2. Whether Zayco’s acceptance on June 28, 1919, perfected a contract of sale.
3. Whether Zayco (and his assignees) are entitled to a right of first refusal or preference to purchase the property on the same terms as the sale to Concepcion and Whitaker.
RULING
1. *Yes, the option contract was supported by consideration and was valid. The Supreme Court reversed the trial court’s finding that the contract lacked consideration. While the contract itself did not expressly state the consideration, the law presumes consideration in contracts. The evidence showed that the consideration for the option was Zayco’s agreement to become a supporter of the Palma Central (supplying sugarcane) and his forbearance from accepting more favorable offers from a competing central, which constituted a legal detriment to Zayco and a benefit to Serra.
2. No, Zayco’s acceptance did not perfect a contract of sale. The offer (the option contract) was incomplete because it did not specify the amount of the initial cash payment, a material term. Zayco’s acceptance letter, which specified P100,000 as the cash payment, constituted a counter-offer or a new proposal that varied the terms of the original offer. This counter-offer required acceptance by Serra to perfect the contract. Serra did not accept it; instead, he cancelled the offer. Therefore, no binding contract of sale was created. The Court also found Zayco’s evidence of a subsequent oral agreement fixing the cash amount insufficient and unreliable.
3. No, the plaintiffs are not entitled to enforce the right of first refusal or preference.* The contract granted Zayco a preference to purchase “over any other persons” after June 30, 1919, if Serra decided to sell.
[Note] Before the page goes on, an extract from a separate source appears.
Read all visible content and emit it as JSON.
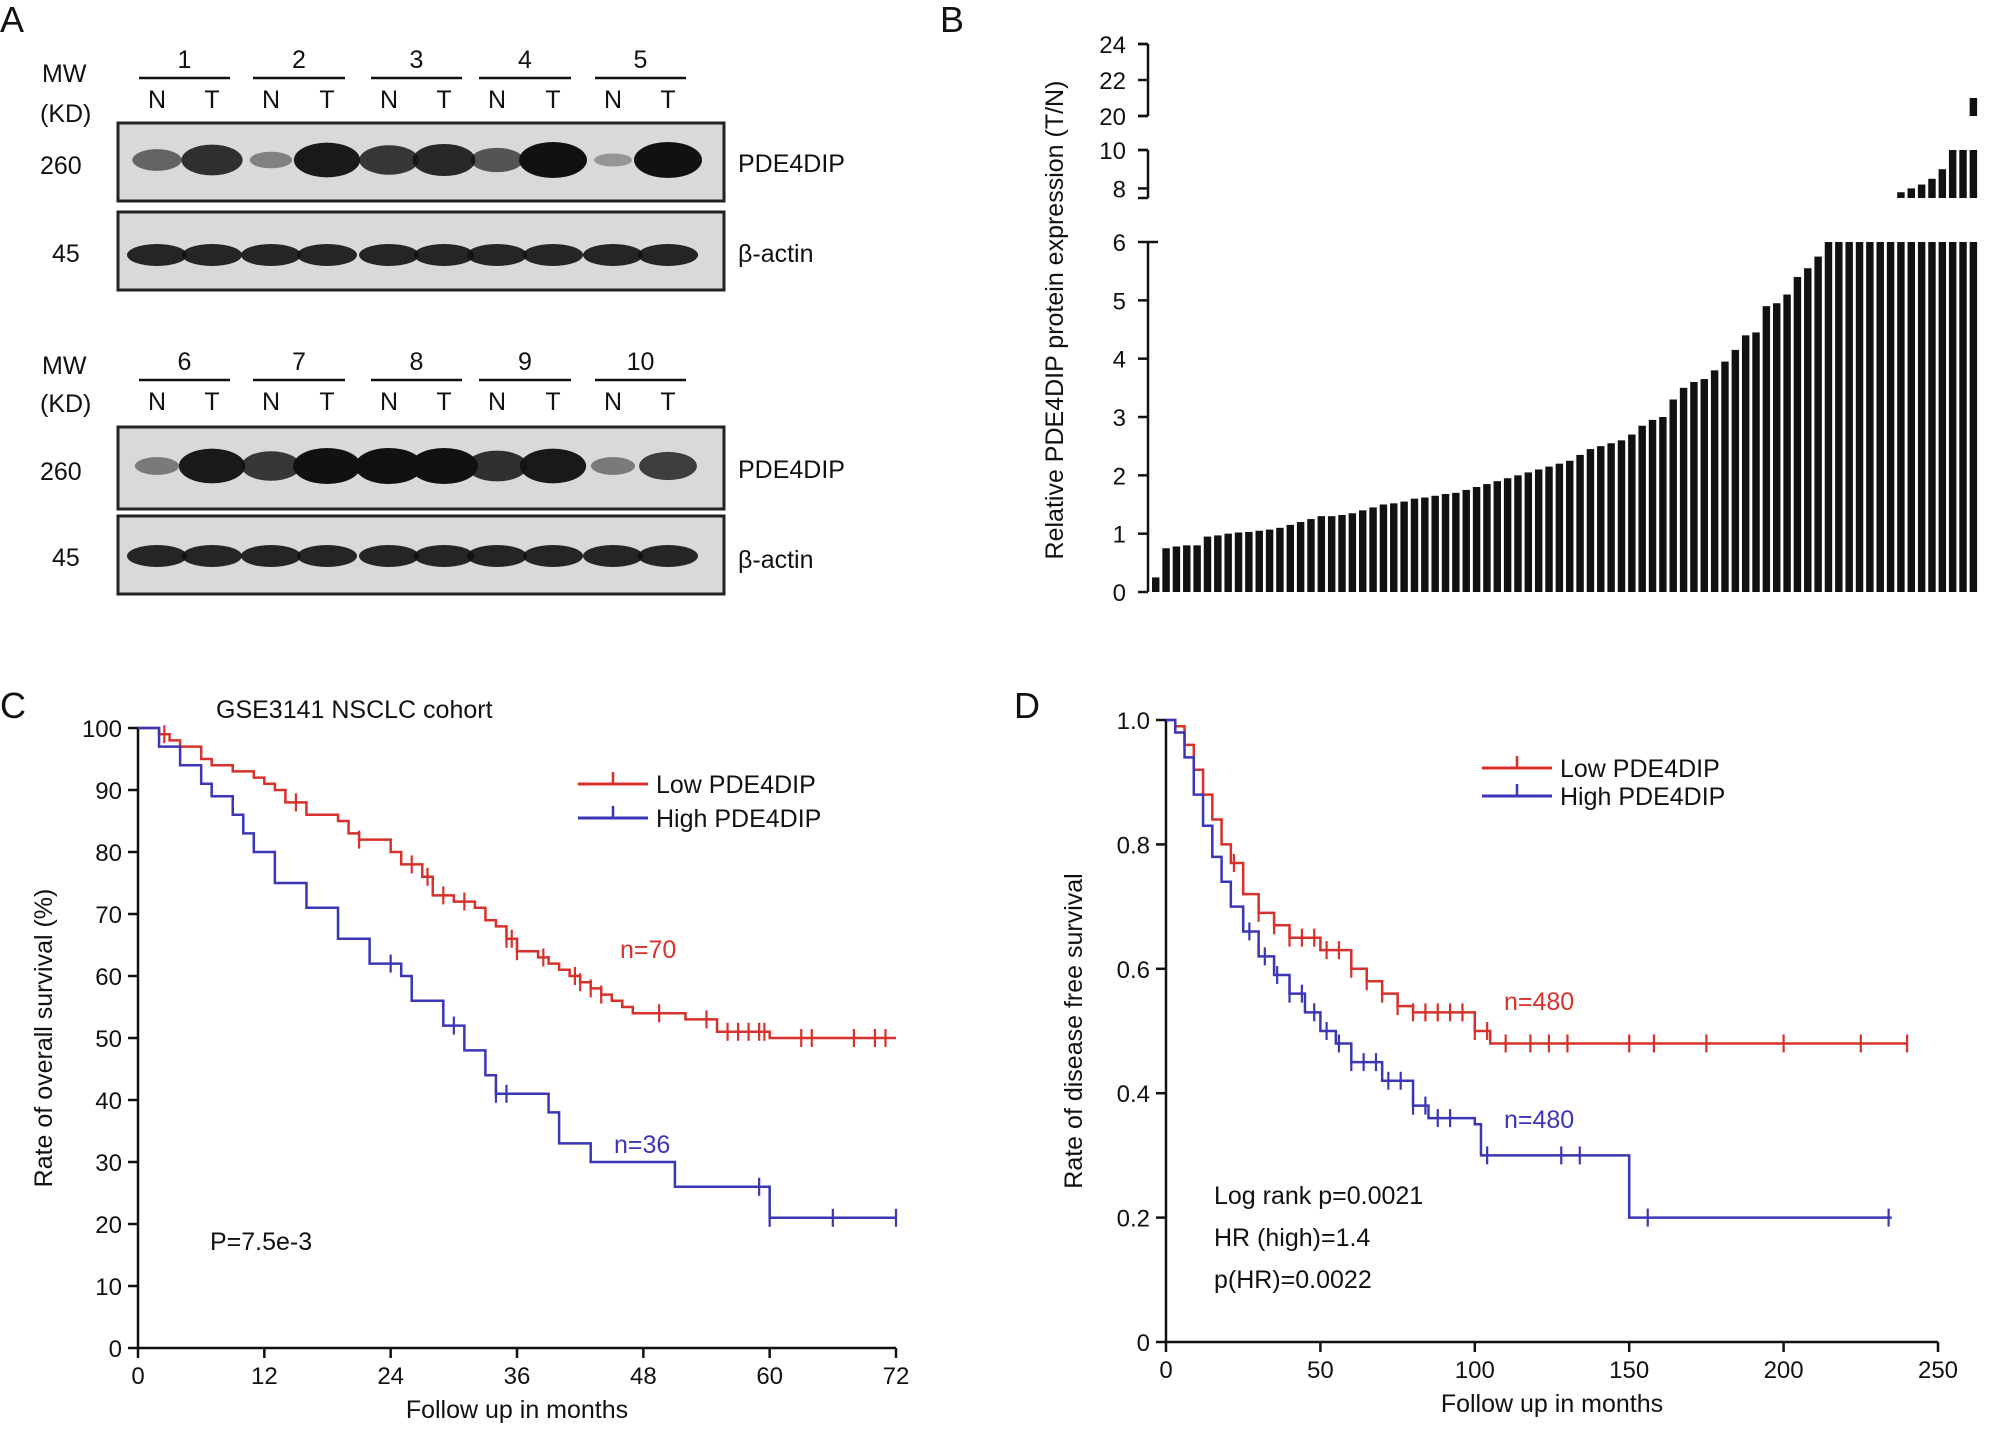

However, the majority of the Court held that the plaintiffs could not enforce this preference because they failed to make a formal offer to reimburse Concepcion and Whitaker for the expenses they had incurred under their contract with Serra, which was a necessary condition for substituting themselves as purchasers.
The judgment of the trial court absolving the defendants was affirmed.